Is illegal regime change becoming an acceptable strategy for electioneering among US leaders?

Venezuela, Iran, Libya, Iraq, Afghanistan, Yemen, Zimbabwe, journalist Jamal Khashoggi, and others: are these the sacrificial animals for Trump’s re-election bid in what promises to be a heavily contested race in 2020?

Why are Venezuelans also more appealing to Trump, when he has openly stated his anti-migrant stance against people from Latin America, Africa and Islamic countries?

The other million-dollar question is: where is the United Nations when the US is using its impunity to raze down sovereign states, removing elected leaders and replacing them with pawns that serve its interests? And international human rights bodies — whose interests are they serving?

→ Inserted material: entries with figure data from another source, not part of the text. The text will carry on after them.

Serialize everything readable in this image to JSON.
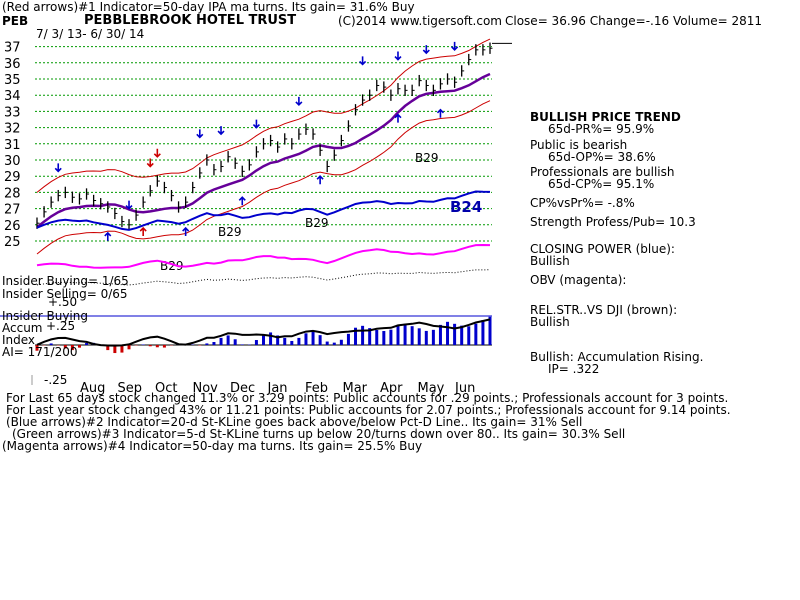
{
  "header": {
    "line1": "(Red arrows)#1 Indicator=50-day IPA ma turns. Its gain= 31.6% Buy",
    "ticker": "PEB",
    "company": "PEBBLEBROOK HOTEL TRUST",
    "copyright": "(C)2014 www.tigersoft.com",
    "quote": "Close=  36.96  Change=-.16 Volume= 2811",
    "dates": "7/ 3/ 13- 6/ 30/ 14"
  },
  "colors": {
    "price": "#000000",
    "bands": "#cc0000",
    "ma": "#660099",
    "closing_power": "#0000cc",
    "obv": "#ff00ff",
    "accum": "#0000cc",
    "accum_neg": "#cc0000",
    "grid": "#009900"
  },
  "chart_data": {
    "type": "line",
    "y_ticks": [
      25,
      26,
      27,
      28,
      29,
      30,
      31,
      32,
      33,
      34,
      35,
      36,
      37
    ],
    "x_labels": [
      "Aug",
      "Sep",
      "Oct",
      "Nov",
      "Dec",
      "Jan",
      "Feb",
      "Mar",
      "Apr",
      "May",
      "Jun"
    ],
    "close_prices": [
      26.1,
      26.8,
      27.4,
      27.8,
      28.0,
      27.7,
      27.6,
      27.9,
      27.5,
      27.3,
      27.1,
      26.7,
      26.2,
      26.0,
      26.6,
      27.4,
      28.1,
      28.7,
      28.3,
      27.8,
      27.1,
      27.4,
      28.3,
      29.2,
      30.0,
      29.4,
      29.6,
      30.2,
      29.8,
      29.3,
      29.7,
      30.5,
      31.0,
      31.2,
      30.8,
      31.3,
      31.0,
      31.6,
      31.9,
      31.6,
      30.6,
      29.6,
      30.3,
      31.2,
      32.1,
      33.1,
      33.7,
      34.0,
      34.6,
      34.5,
      34.0,
      34.4,
      34.3,
      34.3,
      34.9,
      34.6,
      34.3,
      34.7,
      35.0,
      34.8,
      35.5,
      36.2,
      36.8,
      36.8,
      36.9
    ],
    "accum_index_value": "AI= 171/200",
    "scale_labels": {
      "accum_top": "+.25",
      "accum_mid": "+.50",
      "accum_bot": "-.25"
    },
    "annotations": [
      "B29",
      "B29",
      "B29",
      "B29",
      "B24"
    ]
  },
  "left_labels": {
    "insider_buying_1": "Insider Buying= 1/65",
    "insider_selling": "Insider Selling= 0/65",
    "insider_buying_2": "Insider Buying",
    "accum": "Accum",
    "index": "Index"
  },
  "right_panel": {
    "trend_title": "BULLISH PRICE TREND",
    "pr": "65d-PR%= 95.9%",
    "public": "Public is bearish",
    "op": "65d-OP%= 38.6%",
    "pros": "Professionals are bullish",
    "cp": "65d-CP%= 95.1%",
    "cpvspr": "CP%vsPr%= -.8%",
    "strength": "Strength Profess/Pub= 10.3",
    "closing_power_title": "CLOSING POWER (blue):",
    "closing_power_status": "Bullish",
    "obv": "OBV (magenta):",
    "relstr_title": "REL.STR..VS DJI (brown):",
    "relstr_status": "Bullish",
    "accum_status": "Bullish: Accumulation Rising.",
    "ip": "IP=  .322"
  },
  "footer": {
    "line1": "For Last 65 days stock changed  11.3% or  3.29 points:  Public accounts for  .29 points.;  Professionals account for  3 points.",
    "line2": "For Last year stock changed  43% or  11.21 points:  Public accounts for  2.07 points.;  Professionals account for  9.14 points.",
    "line3": "(Blue arrows)#2 Indicator=20-d St-KLine goes back above/below Pct-D Line.. Its gain= 31% Sell",
    "line4": "(Green arrows)#3 Indicator=5-d St-KLine turns up below 20/turns down over 80.. Its gain= 30.3% Sell",
    "line5": "(Magenta arrows)#4 Indicator=50-day ma turns. Its gain= 25.5% Buy"
  }
}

Americans claim that Guaidó enjoys support among Venezuelans, and the Western media has been very quick to brand him that way. But Dan Cohen and Max Blumenthal in their article “The Making of Juan Guaidó: US Regime-Change Laboratory Created Venezuela’s Coup Leader” published in www.consortiumnews.com <http://www.consortiumnews.com> give an expose of who Guaidó is:

“While Guaidó seemed to have materialised out of nowhere, he was, in fact, the product of more than a decade of assiduous grooming by the US government’s elite regime change factories. Alongside a cadre of right-wing student activists, Guaidó was cultivated to undermine Venezuela’s socialist-oriented government, destabilise the country and one day seize power. Though he has been a minor figure in Venezuelan politics, he had spent years quietly demonstrating his worthiness in Washington’s halls of power.

“‘Juan Guaidó is a character that has been created for this circumstance,’ Marco Teruggi, an Argentinian sociologist and leading chronicler of Venezuelan politics, told the Grayzone. ‘It’s the logic of a laboratory – Guaidó is like a mixture of several elements that create a character who, in all honesty, oscillates between laughable and worrying.’”

Every few years, laboratory products like Guaidó emerge. In Zimbabwe, we have the MDC. However, they mutate like the HIV virus, becoming monsters in the process, unless the progressive world wants to nip this in the bud.